There really wasn't a reason. He shrugged. That wasn't quite a full answer, and when he rapidly remembered his mother hated non-verbal answers, he spoke, "Just not really into her like that, no real reason."

"Why not?" she prodded some more. "She's pretty."

"She is," Harry agreed. He wasn't blind, and Sophie certainly was pretty, but beauty is only skin deep. What mattered more was the emotional connection. "But I still only feel like friends with her."

His mother frowned some more, disappointed that her son rejected the girl she loved so much. She'd been hoping for a long, long time that one day, whenever her son was ready to settle down, it would be with the eldest O'Donald. Instead, he opted to go on a friendly date with his best friend.

Harry's eyes darted to the clock on the wall, anxiously waiting for the minute he got the chance to leave, and that minute had already unknowingly slipped by. "I have to go."

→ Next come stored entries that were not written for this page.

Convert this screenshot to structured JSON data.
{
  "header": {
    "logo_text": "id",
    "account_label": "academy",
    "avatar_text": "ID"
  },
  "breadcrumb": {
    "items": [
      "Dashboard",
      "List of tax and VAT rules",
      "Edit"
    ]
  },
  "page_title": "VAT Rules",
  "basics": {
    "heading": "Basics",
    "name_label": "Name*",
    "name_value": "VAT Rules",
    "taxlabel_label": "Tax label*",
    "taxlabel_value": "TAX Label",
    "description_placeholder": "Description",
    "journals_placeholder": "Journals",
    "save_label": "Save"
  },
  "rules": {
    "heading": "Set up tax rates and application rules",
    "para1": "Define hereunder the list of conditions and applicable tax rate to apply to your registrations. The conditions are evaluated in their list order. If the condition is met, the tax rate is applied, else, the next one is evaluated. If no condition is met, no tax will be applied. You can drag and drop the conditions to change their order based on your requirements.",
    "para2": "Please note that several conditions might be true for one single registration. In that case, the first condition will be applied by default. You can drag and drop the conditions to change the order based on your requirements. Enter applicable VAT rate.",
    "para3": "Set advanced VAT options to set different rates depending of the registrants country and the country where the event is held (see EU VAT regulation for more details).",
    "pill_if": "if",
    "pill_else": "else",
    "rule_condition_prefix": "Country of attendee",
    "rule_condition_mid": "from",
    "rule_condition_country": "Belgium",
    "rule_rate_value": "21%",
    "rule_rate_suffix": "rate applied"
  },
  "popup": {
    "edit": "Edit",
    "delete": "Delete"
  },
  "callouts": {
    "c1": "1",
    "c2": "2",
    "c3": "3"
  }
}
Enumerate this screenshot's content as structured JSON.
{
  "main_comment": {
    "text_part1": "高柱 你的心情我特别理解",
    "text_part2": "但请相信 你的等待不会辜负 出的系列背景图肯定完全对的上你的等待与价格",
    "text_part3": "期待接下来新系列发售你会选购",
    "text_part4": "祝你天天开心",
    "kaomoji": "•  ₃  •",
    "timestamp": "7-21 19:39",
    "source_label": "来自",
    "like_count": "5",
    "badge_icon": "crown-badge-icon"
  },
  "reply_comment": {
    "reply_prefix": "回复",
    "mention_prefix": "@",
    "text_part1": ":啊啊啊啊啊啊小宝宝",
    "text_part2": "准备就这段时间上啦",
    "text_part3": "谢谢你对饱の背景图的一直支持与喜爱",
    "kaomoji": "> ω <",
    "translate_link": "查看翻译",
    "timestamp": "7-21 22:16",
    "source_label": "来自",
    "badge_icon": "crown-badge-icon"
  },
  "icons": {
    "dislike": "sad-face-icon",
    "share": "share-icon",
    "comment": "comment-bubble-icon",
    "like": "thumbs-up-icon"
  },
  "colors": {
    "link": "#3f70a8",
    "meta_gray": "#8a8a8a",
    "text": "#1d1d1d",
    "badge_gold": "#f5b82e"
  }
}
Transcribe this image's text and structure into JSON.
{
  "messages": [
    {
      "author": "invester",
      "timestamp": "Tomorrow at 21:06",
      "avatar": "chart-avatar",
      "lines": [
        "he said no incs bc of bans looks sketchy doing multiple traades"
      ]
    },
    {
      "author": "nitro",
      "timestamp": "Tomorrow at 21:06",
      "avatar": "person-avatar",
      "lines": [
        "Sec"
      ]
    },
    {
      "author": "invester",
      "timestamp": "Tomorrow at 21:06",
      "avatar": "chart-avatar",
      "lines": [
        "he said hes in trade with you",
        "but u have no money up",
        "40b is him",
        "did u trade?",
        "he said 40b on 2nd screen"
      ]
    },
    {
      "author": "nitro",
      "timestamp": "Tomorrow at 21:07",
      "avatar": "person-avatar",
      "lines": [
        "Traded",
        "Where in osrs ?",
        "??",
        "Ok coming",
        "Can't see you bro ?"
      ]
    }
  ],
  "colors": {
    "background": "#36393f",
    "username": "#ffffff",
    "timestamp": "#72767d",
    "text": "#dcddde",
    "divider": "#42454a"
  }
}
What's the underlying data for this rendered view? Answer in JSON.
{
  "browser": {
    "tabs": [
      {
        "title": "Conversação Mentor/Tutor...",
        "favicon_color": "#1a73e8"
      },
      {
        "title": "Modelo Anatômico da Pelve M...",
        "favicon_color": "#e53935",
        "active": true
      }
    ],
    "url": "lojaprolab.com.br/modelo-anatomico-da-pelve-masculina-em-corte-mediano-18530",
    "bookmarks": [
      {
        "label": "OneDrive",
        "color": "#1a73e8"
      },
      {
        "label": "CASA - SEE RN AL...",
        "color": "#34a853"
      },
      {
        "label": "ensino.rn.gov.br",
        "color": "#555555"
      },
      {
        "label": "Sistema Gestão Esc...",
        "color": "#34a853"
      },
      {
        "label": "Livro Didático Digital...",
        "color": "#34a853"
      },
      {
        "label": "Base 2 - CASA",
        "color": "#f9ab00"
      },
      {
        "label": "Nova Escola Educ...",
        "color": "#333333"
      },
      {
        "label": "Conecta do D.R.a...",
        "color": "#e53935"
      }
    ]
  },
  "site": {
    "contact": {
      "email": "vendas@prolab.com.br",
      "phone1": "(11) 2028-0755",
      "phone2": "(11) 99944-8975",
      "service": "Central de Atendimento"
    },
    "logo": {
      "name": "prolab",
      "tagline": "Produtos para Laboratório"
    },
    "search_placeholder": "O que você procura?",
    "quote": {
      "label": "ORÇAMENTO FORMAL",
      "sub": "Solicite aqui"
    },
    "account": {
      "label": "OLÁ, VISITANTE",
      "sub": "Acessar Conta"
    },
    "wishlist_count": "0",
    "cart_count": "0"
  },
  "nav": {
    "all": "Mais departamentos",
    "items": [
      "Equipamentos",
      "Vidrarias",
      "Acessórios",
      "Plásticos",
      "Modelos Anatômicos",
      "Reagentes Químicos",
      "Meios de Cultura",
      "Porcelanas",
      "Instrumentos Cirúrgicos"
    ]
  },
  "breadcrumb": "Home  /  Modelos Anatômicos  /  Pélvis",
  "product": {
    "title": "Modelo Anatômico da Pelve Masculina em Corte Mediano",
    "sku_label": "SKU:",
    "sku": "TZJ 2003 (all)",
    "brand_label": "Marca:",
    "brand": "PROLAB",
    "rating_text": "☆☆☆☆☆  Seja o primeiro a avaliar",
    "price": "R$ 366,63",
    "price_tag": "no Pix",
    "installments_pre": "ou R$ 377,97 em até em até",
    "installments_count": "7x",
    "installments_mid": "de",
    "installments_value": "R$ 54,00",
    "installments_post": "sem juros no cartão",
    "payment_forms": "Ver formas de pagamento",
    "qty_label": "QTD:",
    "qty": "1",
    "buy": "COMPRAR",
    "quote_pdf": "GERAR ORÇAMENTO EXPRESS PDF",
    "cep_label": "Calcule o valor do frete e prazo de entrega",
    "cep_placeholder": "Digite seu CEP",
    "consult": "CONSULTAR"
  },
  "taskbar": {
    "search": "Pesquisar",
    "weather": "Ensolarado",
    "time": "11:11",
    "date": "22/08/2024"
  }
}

The microwave beeped, and his father pulled it open to take his snack out. "You can take the cool car."

"The Mercedes?"

He watched his father dangerously pull the scalding hot bowl from the microwave and practically throw it onto the countertop, shaking his burning hands off when he nodded. "Yeah, I'm here for the night. Keys are on the hook."

Harry grinned, "Cool, thanks."

It was much less of a big deal to them than the last time he was sent off for a school formal. Last time had been a date with Sophie, his first date, and they were excited to push him out the door. This time, wasn't so much.

Still, as Harry brought himself to the doorway to exit the kitchen, his father called out to him, "Hey." Harry turned, and he was told the same words he was the last time, and any other time his father had gotten the chance to remind him. "Don't be an idiot."

A chuckle passed his lips, "You think the amount of times you've told me that, I'd know that without it being said."

"Just don't be an idiot," he repeated.